The country's Alberta-centred oil industry had been battered so badly by the collapse of crude prices in 2014-15, one could be excused for thinking that its capacity for rattling Canada's economy had largely been spent by mid-2016. One would be wrong. The wildfires that decimated the province's key oil-producing centre of Fort McMurray, beyond being an enormous environmental and human tragedy, also distorted the national economic picture for months after the blaze was brought under control and the city's residents returned from evacuation.

The loss of economic activity due to the fires – primarily, the temporary shutdown of more than one-third of Alberta's daily crude output, and, by extension, exports – was so acute that it caused the entire Canadian economy to shrink in the second quarter of the year, despite the relatively small and isolated region that was directly affected. Real gross domestic product shrank at an annualized rate of 1.3 per cent in the quarter, the worst since the 2009 recession; Statistics Canada said that if not for the oil slowdown, the quarter would have generated modest growth. Subsequently, the rapid return of all that output fuelled an oversized rebound in GDP growth – up 3.5 per cent annualized in the third quarter. The economic data have been so deeply coloured by wildfire effects that it's still hard to see what they truly look like underneath.

The trade fade.

One of the key expectations for the Canadian economy heading into 2016 was that the long, deep drag from the oil slump would be overtaken by the growing upward momentum of a revitalized export sector. The cheap Canadian dollar and accelerating U.S. recovery was supposed to strengthen demand for Canada's non-resource exports, taking over from the oil weakness as the main driver of Canada's economic story and reviving in business investment outside the still-downtrodden resource sector.
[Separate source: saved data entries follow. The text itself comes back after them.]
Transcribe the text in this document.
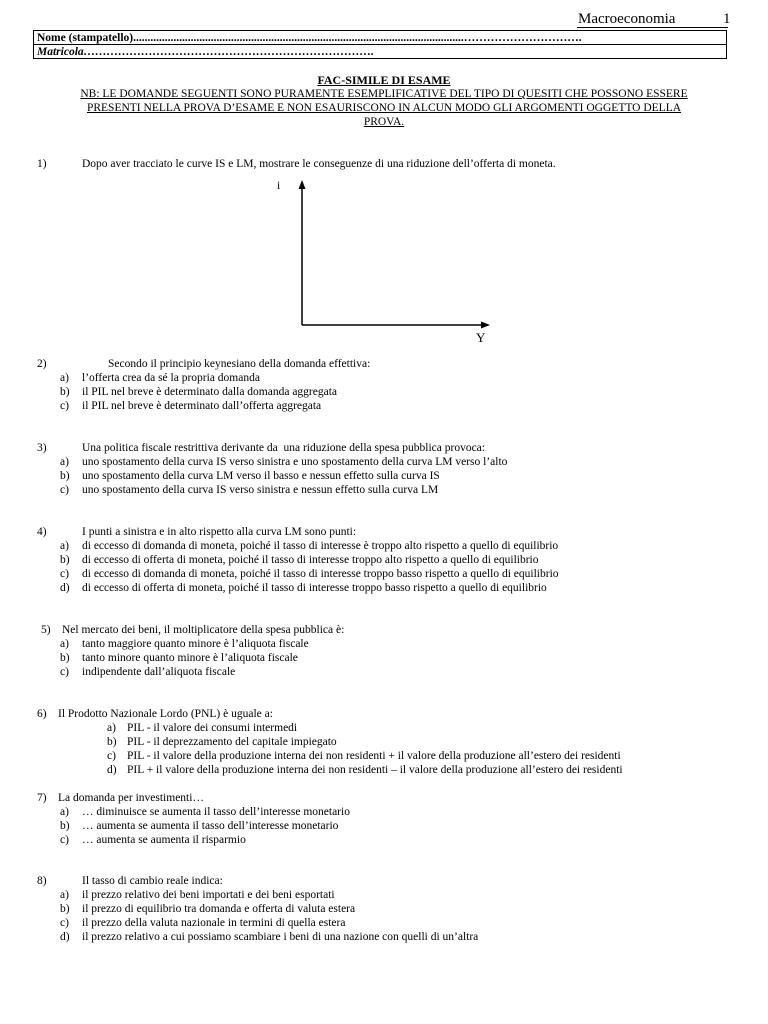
Macroeconomia	1
Nome (stampatello)...................................................................................................................………………………….
Matricola………………………………………………………………….
FAC-SIMILE DI ESAME
NB: LE DOMANDE SEGUENTI SONO PURAMENTE ESEMPLIFICATIVE DEL TIPO DI QUESITI CHE POSSONO ESSERE
PRESENTI NELLA PROVA D’ESAME E NON ESAURISCONO IN ALCUN MODO GLI ARGOMENTI OGGETTO DELLA
PROVA.
1)	Dopo aver tracciato le curve IS e LM, mostrare le conseguenze di una riduzione dell’offerta di moneta.
i
Y
2)	Secondo il principio keynesiano della domanda effettiva:
a) l’offerta crea da sé la propria domanda
b) il PIL nel breve è determinato dalla domanda aggregata
c) il PIL nel breve è determinato dall’offerta aggregata
3)	Una politica fiscale restrittiva derivante da  una riduzione della spesa pubblica provoca:
a) uno spostamento della curva IS verso sinistra e uno spostamento della curva LM verso l’alto
b) uno spostamento della curva LM verso il basso e nessun effetto sulla curva IS
c) uno spostamento della curva IS verso sinistra e nessun effetto sulla curva LM
4)	I punti a sinistra e in alto rispetto alla curva LM sono punti:
a) di eccesso di domanda di moneta, poiché il tasso di interesse è troppo alto rispetto a quello di equilibrio
b) di eccesso di offerta di moneta, poiché il tasso di interesse troppo alto rispetto a quello di equilibrio
c) di eccesso di domanda di moneta, poiché il tasso di interesse troppo basso rispetto a quello di equilibrio
d) di eccesso di offerta di moneta, poiché il tasso di interesse troppo basso rispetto a quello di equilibrio
5) Nel mercato dei beni, il moltiplicatore della spesa pubblica è:
a) tanto maggiore quanto minore è l’aliquota fiscale
b) tanto minore quanto minore è l’aliquota fiscale
c) indipendente dall’aliquota fiscale
6) Il Prodotto Nazionale Lordo (PNL) è uguale a:
a) PIL - il valore dei consumi intermedi
b) PIL - il deprezzamento del capitale impiegato
c) PIL - il valore della produzione interna dei non residenti + il valore della produzione all’estero dei residenti
d) PIL + il valore della produzione interna dei non residenti – il valore della produzione all’estero dei residenti
7) La domanda per investimenti…
a) … diminuisce se aumenta il tasso dell’interesse monetario
b) … aumenta se aumenta il tasso dell’interesse monetario
c) … aumenta se aumenta il risparmio
8)	Il tasso di cambio reale indica:
a) il prezzo relativo dei beni importati e dei beni esportati
b) il prezzo di equilibrio tra domanda e offerta di valuta estera
c) il prezzo della valuta nazionale in termini di quella estera
d) il prezzo relativo a cui possiamo scambiare i beni di una nazione con quelli di un’altra
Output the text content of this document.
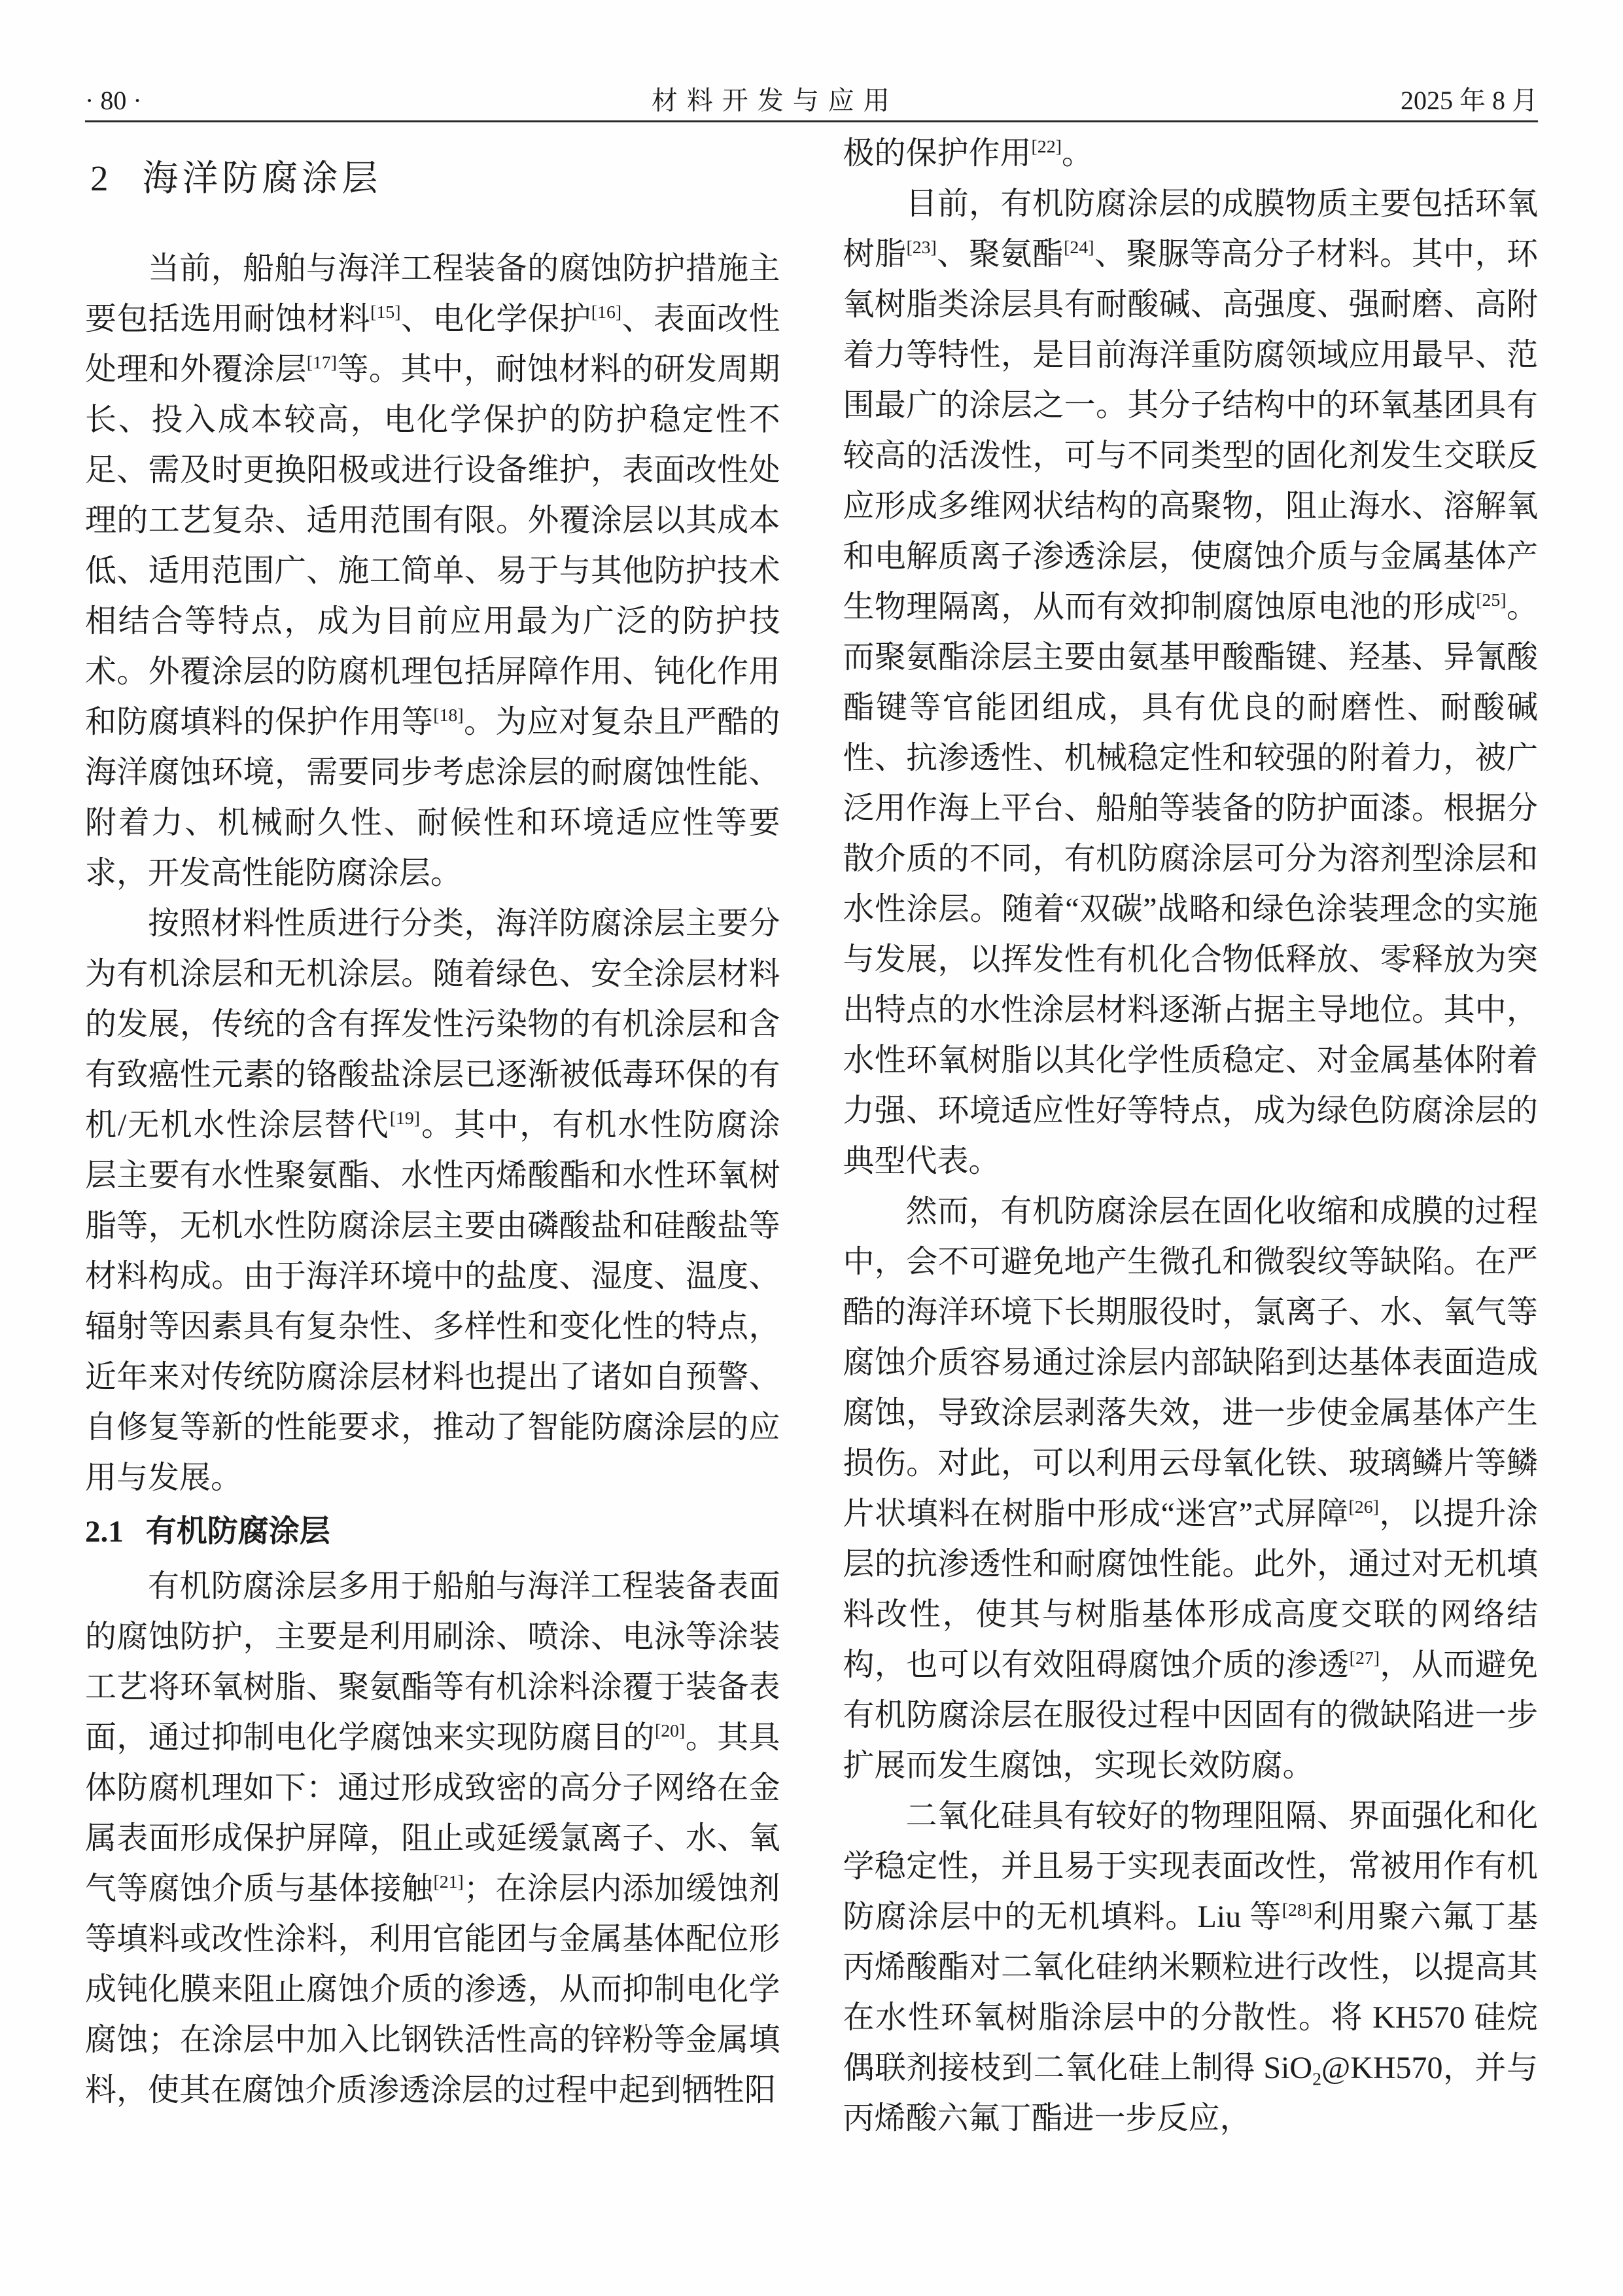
· 80 ·	材 料 开 发 与 应 用	2025 年 8 月
2 海洋防腐涂层

当前，船舶与海洋工程装备的腐蚀防护措施主要包括选用耐蚀材料[15]、电化学保护[16]、表面改性处理和外覆涂层[17]等。其中，耐蚀材料的研发周期长、投入成本较高，电化学保护的防护稳定性不足、需及时更换阳极或进行设备维护，表面改性处理的工艺复杂、适用范围有限。外覆涂层以其成本低、适用范围广、施工简单、易于与其他防护技术相结合等特点，成为目前应用最为广泛的防护技术。外覆涂层的防腐机理包括屏障作用、钝化作用和防腐填料的保护作用等[18]。为应对复杂且严酷的海洋腐蚀环境，需要同步考虑涂层的耐腐蚀性能、附着力、机械耐久性、耐候性和环境适应性等要求，开发高性能防腐涂层。

按照材料性质进行分类，海洋防腐涂层主要分为有机涂层和无机涂层。随着绿色、安全涂层材料的发展，传统的含有挥发性污染物的有机涂层和含有致癌性元素的铬酸盐涂层已逐渐被低毒环保的有机/无机水性涂层替代[19]。其中，有机水性防腐涂层主要有水性聚氨酯、水性丙烯酸酯和水性环氧树脂等，无机水性防腐涂层主要由磷酸盐和硅酸盐等材料构成。由于海洋环境中的盐度、湿度、温度、辐射等因素具有复杂性、多样性和变化性的特点，近年来对传统防腐涂层材料也提出了诸如自预警、自修复等新的性能要求，推动了智能防腐涂层的应用与发展。

2.1 有机防腐涂层

有机防腐涂层多用于船舶与海洋工程装备表面的腐蚀防护，主要是利用刷涂、喷涂、电泳等涂装工艺将环氧树脂、聚氨酯等有机涂料涂覆于装备表面，通过抑制电化学腐蚀来实现防腐目的[20]。其具体防腐机理如下：通过形成致密的高分子网络在金属表面形成保护屏障，阻止或延缓氯离子、水、氧气等腐蚀介质与基体接触[21]；在涂层内添加缓蚀剂等填料或改性涂料，利用官能团与金属基体配位形成钝化膜来阻止腐蚀介质的渗透，从而抑制电化学腐蚀；在涂层中加入比钢铁活性高的锌粉等金属填料，使其在腐蚀介质渗透涂层的过程中起到牺牲阳

极的保护作用[22]。

目前，有机防腐涂层的成膜物质主要包括环氧树脂[23]、聚氨酯[24]、聚脲等高分子材料。其中，环氧树脂类涂层具有耐酸碱、高强度、强耐磨、高附着力等特性，是目前海洋重防腐领域应用最早、范围最广的涂层之一。其分子结构中的环氧基团具有较高的活泼性，可与不同类型的固化剂发生交联反应形成多维网状结构的高聚物，阻止海水、溶解氧和电解质离子渗透涂层，使腐蚀介质与金属基体产生物理隔离，从而有效抑制腐蚀原电池的形成[25]。而聚氨酯涂层主要由氨基甲酸酯键、羟基、异氰酸酯键等官能团组成，具有优良的耐磨性、耐酸碱性、抗渗透性、机械稳定性和较强的附着力，被广泛用作海上平台、船舶等装备的防护面漆。根据分散介质的不同，有机防腐涂层可分为溶剂型涂层和水性涂层。随着“双碳”战略和绿色涂装理念的实施与发展，以挥发性有机化合物低释放、零释放为突出特点的水性涂层材料逐渐占据主导地位。其中，水性环氧树脂以其化学性质稳定、对金属基体附着力强、环境适应性好等特点，成为绿色防腐涂层的典型代表。

然而，有机防腐涂层在固化收缩和成膜的过程中，会不可避免地产生微孔和微裂纹等缺陷。在严酷的海洋环境下长期服役时，氯离子、水、氧气等腐蚀介质容易通过涂层内部缺陷到达基体表面造成腐蚀，导致涂层剥落失效，进一步使金属基体产生损伤。对此，可以利用云母氧化铁、玻璃鳞片等鳞片状填料在树脂中形成“迷宫”式屏障[26]，以提升涂层的抗渗透性和耐腐蚀性能。此外，通过对无机填料改性，使其与树脂基体形成高度交联的网络结构，也可以有效阻碍腐蚀介质的渗透[27]，从而避免有机防腐涂层在服役过程中因固有的微缺陷进一步扩展而发生腐蚀，实现长效防腐。

二氧化硅具有较好的物理阻隔、界面强化和化学稳定性，并且易于实现表面改性，常被用作有机防腐涂层中的无机填料。Liu 等[28]利用聚六氟丁基丙烯酸酯对二氧化硅纳米颗粒进行改性，以提高其在水性环氧树脂涂层中的分散性。将 KH570 硅烷偶联剂接枝到二氧化硅上制得 SiO$_2$@KH570，并与丙烯酸六氟丁酯进一步反应，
But then trade inexplicably took a turn in the wrong direction. Canada has spent most of the year racking up some of the biggest monthly trade deficits in its history, as non-resource exports, far from providing the country's economic solution, emerged as a new and perplexing problem. Goods export volumes, excluding energy and mining, were down nearly 6 per cent in the first 10 months of the year. For a while, economists were eager to blame a mid-year lull in U.S. demand as businesses drew down on oversized inventories, but the problem persisted. By mid-October, Bank of Canada governor Stephen Poloz mused that "more of our export shortfall may be structural than previously believed, rather than cyclical" – essentially suggesting that big parts of Canada's goods-exporting sector had lost their competitive edge, and it wasn't about to come back simply because the U.S. economy was growing again. There is now a large, looming question mark about what sort of contribution we can truly expect from trade in Canada's continuing economic recovery.

Brexit.

The notion of a British withdrawal from the European Union was on few radar screens when the year began, and even when Prime Minister David Cameron's Conservative government announced in February that it would hold a national referendum on the matter, few observers imagined that Brits would vote to leave the world's biggest economic and trade alliance after nearly 44 years. But in late June, the country's citizens voted narrowly in favour of doing just that. The result sent tremors through financial markets amid predictions of dire consequences for the British and EU economies – including warnings from Bank of England governor (and Canadian central-banking boy wonder) Mark Carney of an imminent British recession.

The feared economic shock wave never materialized, but a longer-term malaise may already be settling in. The potential for years of uncertainty surrounding the Brexit, and how it will play out in the complicated negotiations still to come, has cast an additional chill on already glacial global trade flows; world trade volumes have actually declined since the start of the year. And Brexit is barely getting started; the issue could cloud global trade, geopolitics and investment for years.